I came to Noord on a whim, taking the inland road north from Oranjestad instead of the coastal route, and the island changed in a way that surprised me. The cunucu landscape here — the low, dry scrubland that covers Aruba’s interior — is gentler than in Arikok, the cacti shorter, small farmhouses set back from dirt lanes with goats tethered in the shade. Noord is one of Aruba’s oldest districts, settled early by Arawak communities and then by Catholic farmers under Dutch colonial rule, and it carries that seniority lightly. People live here. There are no resorts. The streets are quiet enough that I heard a rooster at two in the afternoon.
The Alto Vista Chapel is why most people who find their way to Noord find their way to Noord. It sits on a gentle hill above the northern coast, a small yellow building with a coral stone base that was originally built in 1750 — the first Catholic church on the island, constructed for the Christianized Arawak population. The current structure is a 1952 reconstruction, but the hilltop location and the winding Stations of the Cross road leading up to it are genuinely old, worn by centuries of feet making the pilgrimage on foot. I walked the road slowly on a Tuesday morning when I was the only one there. The limestone markers of the stations are spaced along the ascending path, and even without any personal investment in the Catholicism involved, there’s something in the form of the thing — the intention, the walking, the repetition — that generates a kind of stillness.
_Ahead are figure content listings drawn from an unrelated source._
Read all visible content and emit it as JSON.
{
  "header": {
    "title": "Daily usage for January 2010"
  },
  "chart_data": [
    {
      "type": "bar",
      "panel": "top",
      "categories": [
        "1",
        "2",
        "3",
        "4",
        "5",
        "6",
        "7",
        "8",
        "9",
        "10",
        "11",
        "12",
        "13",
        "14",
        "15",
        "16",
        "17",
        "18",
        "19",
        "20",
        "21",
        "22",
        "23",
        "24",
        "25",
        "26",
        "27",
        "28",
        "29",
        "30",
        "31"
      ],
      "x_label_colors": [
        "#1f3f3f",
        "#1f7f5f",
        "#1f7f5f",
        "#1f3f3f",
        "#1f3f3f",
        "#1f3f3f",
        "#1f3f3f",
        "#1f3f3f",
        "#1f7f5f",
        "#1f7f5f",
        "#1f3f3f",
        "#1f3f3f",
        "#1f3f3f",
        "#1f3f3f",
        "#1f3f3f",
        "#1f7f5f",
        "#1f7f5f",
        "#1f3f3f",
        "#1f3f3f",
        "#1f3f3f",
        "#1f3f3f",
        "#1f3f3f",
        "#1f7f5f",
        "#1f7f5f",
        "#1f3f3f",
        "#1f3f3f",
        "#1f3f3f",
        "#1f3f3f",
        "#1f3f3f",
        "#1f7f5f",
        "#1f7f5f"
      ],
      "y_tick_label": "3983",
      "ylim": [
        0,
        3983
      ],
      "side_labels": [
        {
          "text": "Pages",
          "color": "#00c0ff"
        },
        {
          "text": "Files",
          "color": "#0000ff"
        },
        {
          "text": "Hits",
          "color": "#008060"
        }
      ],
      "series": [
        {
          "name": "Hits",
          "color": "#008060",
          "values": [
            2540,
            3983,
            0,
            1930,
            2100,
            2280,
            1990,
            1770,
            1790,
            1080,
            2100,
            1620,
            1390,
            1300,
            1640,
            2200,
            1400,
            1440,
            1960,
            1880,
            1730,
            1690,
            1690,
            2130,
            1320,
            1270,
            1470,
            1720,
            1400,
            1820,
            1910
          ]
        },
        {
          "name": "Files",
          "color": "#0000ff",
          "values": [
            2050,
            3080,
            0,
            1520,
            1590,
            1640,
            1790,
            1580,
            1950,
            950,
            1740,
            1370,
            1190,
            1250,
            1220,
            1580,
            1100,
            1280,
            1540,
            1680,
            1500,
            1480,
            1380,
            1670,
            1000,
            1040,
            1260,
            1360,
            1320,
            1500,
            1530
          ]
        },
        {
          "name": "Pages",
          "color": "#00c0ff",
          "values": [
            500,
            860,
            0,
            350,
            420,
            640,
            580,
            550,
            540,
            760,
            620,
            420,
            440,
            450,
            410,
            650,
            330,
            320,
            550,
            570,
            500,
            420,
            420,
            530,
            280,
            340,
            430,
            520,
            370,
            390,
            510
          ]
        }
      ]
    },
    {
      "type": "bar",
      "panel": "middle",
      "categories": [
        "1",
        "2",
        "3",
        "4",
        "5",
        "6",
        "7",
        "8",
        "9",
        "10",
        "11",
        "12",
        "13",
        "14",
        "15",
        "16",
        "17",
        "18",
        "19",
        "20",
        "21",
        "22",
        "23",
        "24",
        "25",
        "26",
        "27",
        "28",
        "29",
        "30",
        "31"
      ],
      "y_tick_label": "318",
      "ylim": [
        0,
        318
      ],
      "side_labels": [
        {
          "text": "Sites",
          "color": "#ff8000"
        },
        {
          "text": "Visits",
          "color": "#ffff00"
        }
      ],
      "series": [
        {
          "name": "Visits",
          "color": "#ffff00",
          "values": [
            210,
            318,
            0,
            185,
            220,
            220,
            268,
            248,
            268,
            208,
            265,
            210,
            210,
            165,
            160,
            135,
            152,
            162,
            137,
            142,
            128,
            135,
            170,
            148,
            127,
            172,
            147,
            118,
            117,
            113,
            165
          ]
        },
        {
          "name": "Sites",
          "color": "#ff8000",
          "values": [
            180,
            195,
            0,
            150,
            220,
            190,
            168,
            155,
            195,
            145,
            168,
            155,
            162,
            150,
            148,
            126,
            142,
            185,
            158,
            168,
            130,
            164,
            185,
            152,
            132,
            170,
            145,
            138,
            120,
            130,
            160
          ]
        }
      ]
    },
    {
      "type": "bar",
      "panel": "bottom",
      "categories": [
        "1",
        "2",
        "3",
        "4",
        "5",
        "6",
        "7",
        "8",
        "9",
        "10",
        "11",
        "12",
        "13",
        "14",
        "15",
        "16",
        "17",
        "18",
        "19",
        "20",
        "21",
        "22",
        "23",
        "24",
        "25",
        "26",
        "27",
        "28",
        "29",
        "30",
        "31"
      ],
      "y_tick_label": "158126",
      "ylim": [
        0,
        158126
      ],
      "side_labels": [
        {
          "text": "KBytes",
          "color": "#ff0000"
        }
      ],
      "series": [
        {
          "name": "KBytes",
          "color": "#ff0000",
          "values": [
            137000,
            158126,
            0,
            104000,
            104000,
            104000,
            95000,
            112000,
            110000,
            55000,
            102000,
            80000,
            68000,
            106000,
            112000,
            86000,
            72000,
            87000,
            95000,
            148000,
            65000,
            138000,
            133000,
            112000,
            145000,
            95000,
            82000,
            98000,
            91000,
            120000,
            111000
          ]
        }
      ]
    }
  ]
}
Inside the chapel, which is small enough that twenty people would constitute a crowd, there’s a simple wooden altar and walls hung with devotional objects: ex-votos, photographs, handwritten notes. The kind of accumulated faith that modest Catholic places accrete over centuries of need. A woman came in while I was sitting there and knelt and stayed for perhaps ten minutes, then left. The trade wind moved through the open door. The light inside was amber and absolute.
The northern coast visible from the chapel hill is a different Atlantic face than the volcanic drama at Seroe Colorado — lower cliffs, with the sea coming in across a reef that creates a permanent white line on the horizon. The Andicuri beach below is accessible by dirt road and almost never crowded; I walked down after the chapel and found a beach of coarse coral sand with no facilities and three local teenagers eating lunch under a tarpaulin strung between two trees. They offered me water without being asked.
Noord’s village itself has a few restaurants that serve local food with less ceremony than the places in Oranjestad, and at lower prices: a place near the church was serving fish stewed with okra and what tasted like locally grown herbs over rice, and I ate at a plastic table in the sun for less than twelve dollars and felt like I’d found the actual island underneath the resort layer.

The Santa Ana Church in the village center is worth five minutes of your time even if churches aren’t your subject — the 19th-century neo-Gothic woodcarving inside is extraordinary for such a small island community, hand-carved oak that shipped from Holland and somehow survived the trade-wind humidity intact for 130 years.
When to go: Noord is particularly moving around Easter, when the Stations of the Cross procession draws the whole community up the Alto Vista hill at dawn — an experience that belongs to a different island than the Palm Beach sunrise yoga classes happening simultaneously twenty minutes south. Any dry-season morning, though, will give you the chapel to yourself and the north coast light at its clearest.